After they retrieved 5 pearls (they broke the 6th one), they journied with the man to the wicked king’s castle, and fought their way through endless ranks of guards, undead, demons, and even a lich, until they made their way to the sacred bed chamber of the king, that they all remembered the story of from before they had awoken in that garbage pile. They opened the doors, only to find it empty, save the usual furniture, marred by scratches and the ancient scrawl of demons. The man in the white armor sighed and walked into the bedroom.
And his armor changed from white to pitch black, and the whole party remembered suddenly. That was the face of the wicked king, the face that smiled at them whenever he healed them, the face that looked stern as they suggested stupids things to find the pearls. Apparently, in lapses of the demon’s control, the king had found a way to set him self up for defeat, by bringing his wive’s pearls along with brave, powerful warriors. Every absence he felt was where he had to return to the demon’s control and become the wicked king again, but he was determined to fight himself, to rid his own evil from the world, to end this curse of immortality and see his loved one again.

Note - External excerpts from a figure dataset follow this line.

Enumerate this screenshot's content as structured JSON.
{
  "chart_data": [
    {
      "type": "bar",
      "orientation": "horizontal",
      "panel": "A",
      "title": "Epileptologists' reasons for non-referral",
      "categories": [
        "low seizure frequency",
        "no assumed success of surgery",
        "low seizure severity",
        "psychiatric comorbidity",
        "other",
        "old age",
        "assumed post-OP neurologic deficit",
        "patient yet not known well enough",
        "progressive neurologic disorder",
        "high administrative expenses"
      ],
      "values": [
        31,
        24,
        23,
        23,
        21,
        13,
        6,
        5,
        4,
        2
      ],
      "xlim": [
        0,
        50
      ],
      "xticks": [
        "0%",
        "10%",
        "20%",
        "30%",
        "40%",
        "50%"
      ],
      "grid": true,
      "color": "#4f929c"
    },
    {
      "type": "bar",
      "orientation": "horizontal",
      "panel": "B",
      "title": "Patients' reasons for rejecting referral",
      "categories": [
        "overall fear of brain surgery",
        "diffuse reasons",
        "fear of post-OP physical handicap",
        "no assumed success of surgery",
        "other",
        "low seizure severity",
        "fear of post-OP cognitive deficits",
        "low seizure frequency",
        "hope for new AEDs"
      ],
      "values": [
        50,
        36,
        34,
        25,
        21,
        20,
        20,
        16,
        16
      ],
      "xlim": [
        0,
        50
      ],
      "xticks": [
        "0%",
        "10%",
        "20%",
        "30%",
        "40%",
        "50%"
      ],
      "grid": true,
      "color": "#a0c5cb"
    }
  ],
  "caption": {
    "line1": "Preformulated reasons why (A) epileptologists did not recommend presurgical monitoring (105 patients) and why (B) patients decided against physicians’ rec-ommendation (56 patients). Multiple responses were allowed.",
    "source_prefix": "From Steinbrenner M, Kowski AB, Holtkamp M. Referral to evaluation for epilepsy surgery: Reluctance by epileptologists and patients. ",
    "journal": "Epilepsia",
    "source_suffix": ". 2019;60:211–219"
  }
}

I made the party fight the final boss, and they saw the eyes of a friend.
They all cried, and I am no longer allowed to DM for them.
sometimes a descriptor is just that, guys: a descriptor
oh, goat?
PLEASE give me context for that
so, our party was traveling in a mountainous area and the DM mentioned there was a goat a little ways away, just a little scenery building. the party immediately spent the next (real-life) 20 minutes insight checking the goat, detecting magic on the goat, questioning the goat, ect. eventually the sorcerer ended up killing and eating the goat. DM was very exasperated.
oh my GOD
i have the solution for this, my darlings: describe everything.

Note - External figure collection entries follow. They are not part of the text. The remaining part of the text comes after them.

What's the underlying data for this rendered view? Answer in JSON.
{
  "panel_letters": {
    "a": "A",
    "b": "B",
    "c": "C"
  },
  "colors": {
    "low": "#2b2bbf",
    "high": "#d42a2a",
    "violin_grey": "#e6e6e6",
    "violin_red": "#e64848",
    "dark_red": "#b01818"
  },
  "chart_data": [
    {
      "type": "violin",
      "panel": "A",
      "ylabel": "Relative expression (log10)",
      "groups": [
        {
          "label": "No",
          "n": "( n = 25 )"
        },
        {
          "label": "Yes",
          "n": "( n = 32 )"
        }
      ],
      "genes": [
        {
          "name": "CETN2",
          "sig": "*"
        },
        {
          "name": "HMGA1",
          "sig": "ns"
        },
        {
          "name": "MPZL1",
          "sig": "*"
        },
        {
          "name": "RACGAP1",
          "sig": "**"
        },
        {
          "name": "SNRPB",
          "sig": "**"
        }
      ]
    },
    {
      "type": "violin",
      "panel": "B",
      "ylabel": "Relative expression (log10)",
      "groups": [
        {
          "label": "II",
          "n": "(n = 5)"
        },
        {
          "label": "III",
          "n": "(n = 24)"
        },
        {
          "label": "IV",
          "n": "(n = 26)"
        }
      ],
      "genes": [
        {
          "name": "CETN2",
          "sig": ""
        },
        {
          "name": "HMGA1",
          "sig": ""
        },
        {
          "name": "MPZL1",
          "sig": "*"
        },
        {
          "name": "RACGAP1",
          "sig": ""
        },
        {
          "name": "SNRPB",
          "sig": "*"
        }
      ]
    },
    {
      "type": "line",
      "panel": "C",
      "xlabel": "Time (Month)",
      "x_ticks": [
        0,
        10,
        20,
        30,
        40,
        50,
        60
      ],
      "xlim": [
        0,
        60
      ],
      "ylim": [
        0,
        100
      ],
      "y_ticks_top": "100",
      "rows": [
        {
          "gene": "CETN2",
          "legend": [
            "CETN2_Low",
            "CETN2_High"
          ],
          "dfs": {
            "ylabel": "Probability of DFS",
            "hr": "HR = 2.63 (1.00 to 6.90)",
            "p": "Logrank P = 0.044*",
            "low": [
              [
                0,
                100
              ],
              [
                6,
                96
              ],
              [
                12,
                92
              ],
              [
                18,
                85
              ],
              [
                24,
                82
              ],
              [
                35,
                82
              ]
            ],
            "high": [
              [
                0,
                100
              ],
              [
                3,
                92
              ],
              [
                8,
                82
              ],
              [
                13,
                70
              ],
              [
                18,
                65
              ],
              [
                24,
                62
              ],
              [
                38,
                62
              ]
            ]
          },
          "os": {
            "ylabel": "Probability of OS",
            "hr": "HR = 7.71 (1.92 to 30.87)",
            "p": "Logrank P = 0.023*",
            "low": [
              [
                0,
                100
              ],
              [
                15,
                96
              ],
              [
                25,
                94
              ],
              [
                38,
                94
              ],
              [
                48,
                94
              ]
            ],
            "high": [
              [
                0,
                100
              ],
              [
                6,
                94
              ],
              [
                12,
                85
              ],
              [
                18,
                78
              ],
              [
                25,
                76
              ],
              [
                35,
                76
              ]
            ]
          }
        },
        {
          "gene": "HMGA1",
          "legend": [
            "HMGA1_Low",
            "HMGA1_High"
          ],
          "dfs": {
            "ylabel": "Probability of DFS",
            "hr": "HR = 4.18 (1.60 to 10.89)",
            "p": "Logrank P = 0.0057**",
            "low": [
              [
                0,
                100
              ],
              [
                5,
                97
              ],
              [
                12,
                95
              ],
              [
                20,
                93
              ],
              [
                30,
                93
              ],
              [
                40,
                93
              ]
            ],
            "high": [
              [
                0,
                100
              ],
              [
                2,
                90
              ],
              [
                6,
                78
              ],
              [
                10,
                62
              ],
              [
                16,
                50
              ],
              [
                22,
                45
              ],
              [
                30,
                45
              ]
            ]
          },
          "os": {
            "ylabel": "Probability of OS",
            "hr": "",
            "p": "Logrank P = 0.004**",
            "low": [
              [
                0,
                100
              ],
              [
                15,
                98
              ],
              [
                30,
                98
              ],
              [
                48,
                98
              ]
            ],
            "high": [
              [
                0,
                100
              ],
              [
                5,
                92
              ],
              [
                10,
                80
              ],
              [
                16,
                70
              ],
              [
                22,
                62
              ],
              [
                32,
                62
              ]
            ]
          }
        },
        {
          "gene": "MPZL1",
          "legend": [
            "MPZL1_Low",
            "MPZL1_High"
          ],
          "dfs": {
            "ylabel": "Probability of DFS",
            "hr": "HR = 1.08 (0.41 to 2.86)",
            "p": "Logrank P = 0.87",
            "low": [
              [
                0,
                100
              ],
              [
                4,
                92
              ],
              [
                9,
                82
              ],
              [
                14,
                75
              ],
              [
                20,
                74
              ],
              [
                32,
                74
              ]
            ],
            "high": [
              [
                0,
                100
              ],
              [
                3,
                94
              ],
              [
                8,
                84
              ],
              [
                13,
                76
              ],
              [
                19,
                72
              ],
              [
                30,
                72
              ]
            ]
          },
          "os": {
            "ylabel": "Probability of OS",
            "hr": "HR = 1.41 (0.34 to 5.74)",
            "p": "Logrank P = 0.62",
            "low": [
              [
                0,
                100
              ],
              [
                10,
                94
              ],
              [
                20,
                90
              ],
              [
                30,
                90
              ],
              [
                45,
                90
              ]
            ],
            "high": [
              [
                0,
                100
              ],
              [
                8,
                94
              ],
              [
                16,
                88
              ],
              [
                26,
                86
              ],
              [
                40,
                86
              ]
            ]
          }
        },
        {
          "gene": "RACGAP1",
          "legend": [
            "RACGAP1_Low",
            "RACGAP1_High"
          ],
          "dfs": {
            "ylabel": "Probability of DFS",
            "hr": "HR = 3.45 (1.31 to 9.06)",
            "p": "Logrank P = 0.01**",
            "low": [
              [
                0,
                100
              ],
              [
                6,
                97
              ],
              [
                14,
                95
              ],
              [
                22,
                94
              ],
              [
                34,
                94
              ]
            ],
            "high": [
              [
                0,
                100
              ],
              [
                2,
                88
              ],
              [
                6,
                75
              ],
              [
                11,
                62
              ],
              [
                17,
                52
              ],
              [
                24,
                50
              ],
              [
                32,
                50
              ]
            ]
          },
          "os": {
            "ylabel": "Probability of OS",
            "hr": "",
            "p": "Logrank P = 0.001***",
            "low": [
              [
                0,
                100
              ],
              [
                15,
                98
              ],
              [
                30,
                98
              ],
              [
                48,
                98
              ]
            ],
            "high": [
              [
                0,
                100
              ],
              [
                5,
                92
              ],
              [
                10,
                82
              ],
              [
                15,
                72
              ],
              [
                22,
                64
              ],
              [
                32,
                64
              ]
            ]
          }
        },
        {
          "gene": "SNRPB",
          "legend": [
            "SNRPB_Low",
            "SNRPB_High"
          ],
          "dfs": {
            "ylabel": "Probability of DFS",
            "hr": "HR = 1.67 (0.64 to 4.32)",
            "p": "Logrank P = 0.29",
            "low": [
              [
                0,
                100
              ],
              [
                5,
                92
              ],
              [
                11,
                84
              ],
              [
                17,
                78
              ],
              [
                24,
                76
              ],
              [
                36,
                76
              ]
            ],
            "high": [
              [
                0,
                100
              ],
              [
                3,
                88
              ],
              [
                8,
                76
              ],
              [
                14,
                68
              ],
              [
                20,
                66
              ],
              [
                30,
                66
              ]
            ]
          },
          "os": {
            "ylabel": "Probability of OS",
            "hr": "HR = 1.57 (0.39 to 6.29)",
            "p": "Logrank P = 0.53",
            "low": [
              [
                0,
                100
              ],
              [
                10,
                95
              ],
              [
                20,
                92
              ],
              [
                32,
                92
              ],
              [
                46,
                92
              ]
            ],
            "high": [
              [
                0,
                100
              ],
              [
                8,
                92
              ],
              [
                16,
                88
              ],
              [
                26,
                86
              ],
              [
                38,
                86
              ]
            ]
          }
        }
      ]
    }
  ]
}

players do this when you’re usually sparse on description; they’ll fixate on the things you do describe, because whether consciously or not, you’ve trained them to think that you only describe important things. if you say, “it’s a 20×20 room with pillars along the walls, and at the end there’s a throne with a red brocade cushion on it,” they will fixate on the cushion. because it’s the only movable object in the whole scene! it’s the only thing with a color or texture!
so instead, you say, “this is clearly where he held court before he became a lich. it’s a pillared arcade of honey-colored marble [a nature check will reveal it was imported from a thousand miles away, very ostentatious] with square pillars in the southern style. a dusty carpet runs the length of it; where your footsteps stir up the dust, you can see the carpet was purple once. between the pillars are carved wooden chairs, some of the gilding still intact, where courtiers and functionaries could’ve waited for an audience. at the far end, beneath the rags of a moth-eaten banner, is a throne of age-blackened wood. unlike the other chairs, it was never gilded, but its brocade cushions are still there and still red on the underside where the light hasn’t bleached them.”
now you not only have plenty of things for them to investigate, most of them more informative to their goal, you’ve immersed them in ATMOSPHERE, which is what turns a game from a mere exercise in dice-rolling to a cooperative storytelling experience. your lich king is now more than just a dungeon boss, he’s the sad but frightening remnant of a once-great civilization, clinging to the shadow of its dust-smothered glory.
that’s the kind of thing that raises your ‘adventure zone’ and ‘critical role’ type adventures above the bored number-crunching of freshman weekends. and also avoids the frustration of a zillion pointless digressions.